望潮亭通信

無常なる世界を見るは楽しかり

チョイワルおやじが、いっぱ

 こんなコラムを2006年に書いていました。

 ある雑誌が売り文句にした「チョイワルおやじ」。ある種の揶揄を含んで使われていた「おやじ」という言葉に、規範にとらわれない自分の生き方を持っている大人とのイメージを付与し,そうした生き方への憧れも含めてか,「チョイワルおやじ」は認知された。「ちょい悪なんて、とんでもない。責任のある大人なら、チョイでも悪は悪。だめだ」という批判もあったが、どうせファッションなんだから目くじら立てることはないというムード。
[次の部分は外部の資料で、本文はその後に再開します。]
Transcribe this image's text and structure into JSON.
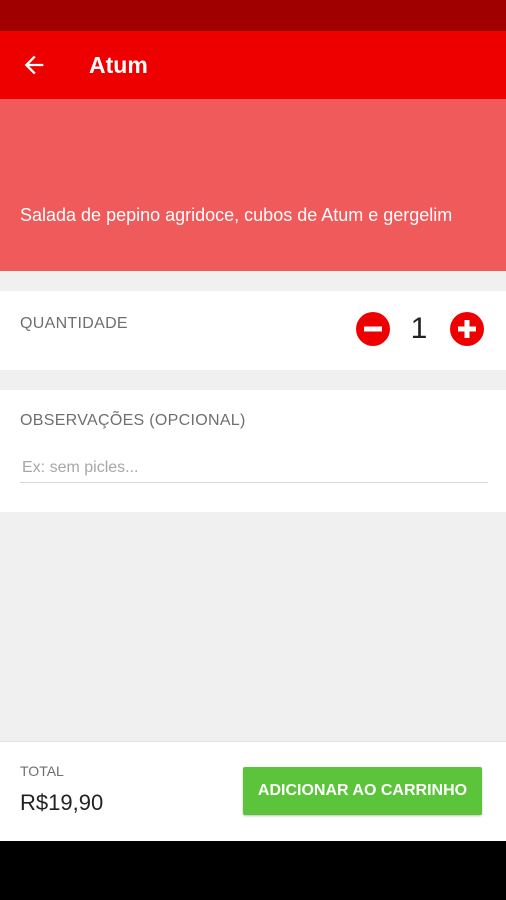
{
  "colors": {
    "status_bar": "#a00000",
    "app_bar": "#ee0000",
    "hero": "#f05a5a",
    "stepper_red": "#ee0000",
    "add_button_green": "#5cc43b"
  },
  "header": {
    "title": "Atum",
    "back_icon": "arrow-back-icon"
  },
  "product": {
    "description": "Salada de pepino agridoce, cubos de Atum e gergelim"
  },
  "quantity": {
    "label": "QUANTIDADE",
    "value": "1",
    "minus_icon": "minus-circle-icon",
    "plus_icon": "plus-circle-icon"
  },
  "notes": {
    "label": "OBSERVAÇÕES (OPCIONAL)",
    "placeholder": "Ex: sem picles...",
    "value": ""
  },
  "footer": {
    "total_label": "TOTAL",
    "total_value": "R$19,90",
    "add_button_label": "ADICIONAR AO CARRINHO"
  }
}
 この「チョイワル」、雑誌の中に留まっていれば流行り言葉の一つで済まされたのだが、ふと気がついて見回すと,チョイワルおやじがぞろぞろ目につく。ちょっと耐震偽装をやったおやじ、そんな建物を黙って建てて売ったおやじたち,ちょっと投資事業組合を使ってズルをしたり決算書をごまかして株価をつり上げたITおやじたち、ちょっと談合をして天下り先に配慮した防衛おやじたち、廃棄物をリサイクル品として売りさばいていた企業のおやじたち、アメリカに言われるままにちょっと牛肉輸入を再開したおやじたち、支払う時になって保険金を支払わなかった保険会社のおやじたち……等々。きっと、この社会にチョイワルおやじは無数に隠れているんだろうな。

 凶悪犯ではないのだろうが、タガが外れているという印象で、社会的責任などという言葉がむなしく見える、これらのチョイワルおやじ達。どいつも確信犯的に「ワル」をやったことが共通している。黙っていれば見つかるまいと世間を甘く見て、さらには、見つからなければOKとインチキをやっていた手合いばかりで、露見した後も,心から反省しているとの印象は薄い。やったことがまずかったのではなく、見つかったことがまずかったと思っているような印象のおやじたちだ。

 こんなに、おやじたちがいい加減では「チョイワル」という言葉が薄汚れて見える。目新しい流行のようでいて、実際は「チョイワル」おやじがそこここにゾロゾロ存在していたというのでは、いい加減にしろと言いたくなる。「チョイワル」おやじばかりだから、オレも多少のワルをやっても構わないだろうと皆が思い始め,ワルが見つからずに、うまくやって金を掴めば「勝ち組」さと世間を解釈する者も少数ではないかもしれない。

 「チョイワル」が個人のファッション,趣味の段階に留まっていれば、それは個人の責任の範囲の問題だったのだが,それぞれの仕事でチョイワルをやっていたのでは、それは社会の問題になってしまう。

 「ワル」の基準がしっかりしていてこそ「チョイワル」も怪しい輝きを放つのだろうが,宗教の影響力が小さく、アメリカの言うままに「改革」を続けるなど判断の座標軸が希薄な日本社会では「ワル」も相対化されかねない。そんな中での「チョイワル」は、甘ったれたおやじたちの格好をつけた自己弁護でしかない。